Payment processing companies are a vital part of a business but, choosing the wrong one could end up getting you a lot more trouble than you bargained for. Whether it’s hidden fees, equipment rentals, or too good to be true interchange fees, business owners need to do due diligence before signing up. Here are some red flags to look out for when picking payment processing companies.
1. Matching rates. If the company offers to match rates with another vendor, this is an instant red flag. It means they meant to overcharge you in the first place, and once they think you have let your guard down will probably overcharge you again.

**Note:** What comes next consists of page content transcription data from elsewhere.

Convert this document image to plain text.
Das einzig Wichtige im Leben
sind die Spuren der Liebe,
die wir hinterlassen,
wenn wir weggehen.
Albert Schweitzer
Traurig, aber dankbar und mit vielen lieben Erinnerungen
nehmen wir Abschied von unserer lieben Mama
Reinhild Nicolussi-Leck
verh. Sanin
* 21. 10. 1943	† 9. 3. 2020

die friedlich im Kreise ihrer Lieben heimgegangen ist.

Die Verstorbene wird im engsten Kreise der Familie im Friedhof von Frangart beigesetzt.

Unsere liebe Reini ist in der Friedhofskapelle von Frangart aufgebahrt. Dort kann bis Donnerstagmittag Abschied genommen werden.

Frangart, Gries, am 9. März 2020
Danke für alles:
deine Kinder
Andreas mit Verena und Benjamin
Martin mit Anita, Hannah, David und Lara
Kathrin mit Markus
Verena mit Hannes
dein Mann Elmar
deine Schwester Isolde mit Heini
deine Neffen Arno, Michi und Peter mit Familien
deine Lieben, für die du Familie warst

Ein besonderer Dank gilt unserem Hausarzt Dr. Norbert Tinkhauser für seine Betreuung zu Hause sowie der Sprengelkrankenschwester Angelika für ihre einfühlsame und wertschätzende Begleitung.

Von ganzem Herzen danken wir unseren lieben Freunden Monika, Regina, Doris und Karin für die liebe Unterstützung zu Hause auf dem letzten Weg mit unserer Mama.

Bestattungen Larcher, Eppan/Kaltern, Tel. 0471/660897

2. Transaction limits. Does the company have a minimum number of transactions that must be processed each day? Does the company have a limit on the dollar amount of transactions that can process in one day? Does the company impose additional fees when these limits are not met or exceeded?
3. Equipment rentals. It’s cheap to buy a point-of-sale system or just a straight-out credit card machine for just a few hundred dollars. While it might seem like a way to save a little money when starting out, this can turn into a monkey on your back and leave you with an old piece of equipment. If a processor tells you that they will not do business with you unless you lease equipment from them, find another processor.
4. Cancellation scams. Legitimate companies do charge termination fees as a way to prevent losses. Other payment processing companies charge them as a way to make money when a customer terminates the business relationship for poor service. It’s not just little fly-by-night boiler room operations, but even big “reputable” banks like Wells-Fargo and its merchant services division.
When you’re looking for a reputable payment processing company choose one with lots of experience, a roster of services, good reviews, and an open and transparent way of doing business.